DELEGATES FROM ACROSS AFRICA ATTEND ROUND TABLE ON INSOLVENCY LEGISLATION AND FINANCIAL STABILITY
A lack of effective insolvency legislation is still hindering investment in many parts of Africa. This issue, and ways to implement effective legislation, was under discussion at the Africa Round Table held in Cape Town in late 2015. The Africa Round Table is an annual project founded by Insol International and the World Bank Group.
The theme of this year’s event was Restoring Financial Sector Stability and Promoting Growth – the role of insolvency regimes. The Round Table specifically addressed the issue of the importance of insolvency regimes in maintaining the stability of financial systems, including through the effective resolution of non-performing loans, while also focusing on the role that insolvency plays in promoting access to credit and therefore growth.
“There are currently fewer modern insolvency legislative regimes across Africa than in any other region of the world,” explained Adam Harris, vice president of Insol and a partner at Bowman Gilfillan Africa Group.

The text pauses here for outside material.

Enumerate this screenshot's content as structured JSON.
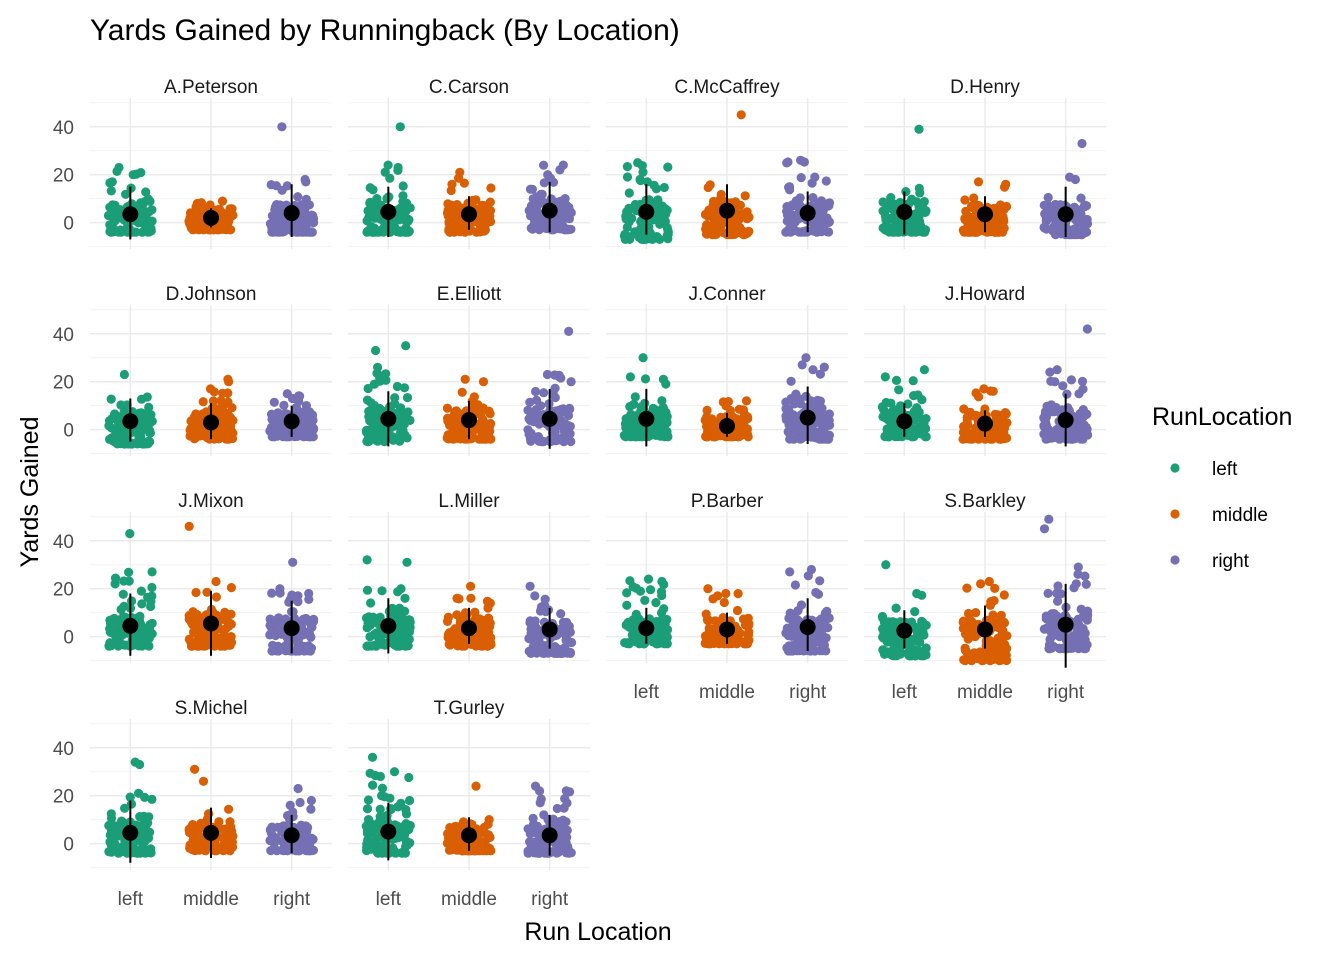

“The World Bank’s Doing Business 2015 report states that in Sub-Saharan Africa, recovery is currently 24.1 cents to the US dollar compared to 71.9 cents in OECD countries. There are clearly many different issues facing countries in Africa and the solutions are complex. At the same time it is important for countries to realise that there is a direct correlation between a country’s insolvency regime and the business environment. A sound insolvency system has a direct impact on economic performance,” he noted.
“Legislation protects capital and so investors will look at the legislation in the countries in which they wish to invest. Those with adequate protections and sound mechanisms for exit or resolution, are therefore more likely to attract investment,” Harris said.
John Jeffery, South Africa’s Deputy Minister of Justice and Constitutional Development discussed this issue in his keynote address at the Round Table.
Minister Jeffrey said, “Effective insolvency and creditor rights systems are an important element of financial system stability and can be viewed as a means to foster and sustain growth and development.
“Speaking from the side of government, there are many factors to consider. A modern and well-developed insolvency law is important. But it is but one aspect.
“There are a host of other factors at play: Proper implementation is key, as well as creating and maintaining strong institutions, appropriate accounting and auditing standards, access to courts, capable insolvency administrators, proper restructuring regimes, enhanced corporate governance in corporations and financial institutions and effective regulatory oversight.”
The Africa Round Table has grown from an initial meeting of 15 people in Nigeria in 2010, into a sought-after annual event for Pan-African countries. The Round Table focuses on developing professional ties with the goal of improving insolvency and restructuring regimes across the African continent.
The Africa Round Table gathers policy-makers, practitioners and regulators from across Africa to discuss international best practice, matters of mutual interest and cross-border issues in insolvency law. This year, some 115 regulators, lawyers, masters of High Courts, registrars of companies, receivers of revenue, judges and academics from around Africa made their way to Cape Town for the Round Table.
The topics for discussion were chosen by Insol and the World Bank group, which works within countries across Africa on the issue of legislative insolvency reforms. Country delegates from jurisdictions as diverse as Burundi, Botswana, Ghana, Kenya, Mauritius, Malawi, Mozambique, Namibia, Nigeria, Tanzania, Uganda, Zambia, Zimbabwe, and the member countries of OHADA, attended the event.
“The Africa Round Table allows for engagement at the highest level. This peer-to-peer discussion is of great value because it means best practice for insolvency legislation can be benchmarked across Africa. Country delegates talk to each other and learn from the experiences and legislative frameworks in other countries,” noted Harris.
Harris added, “It is rewarding to note that we are now starting to see the ideas germinated in our previous sessions coming into force as insolvency legislation and practice in African jurisdictions."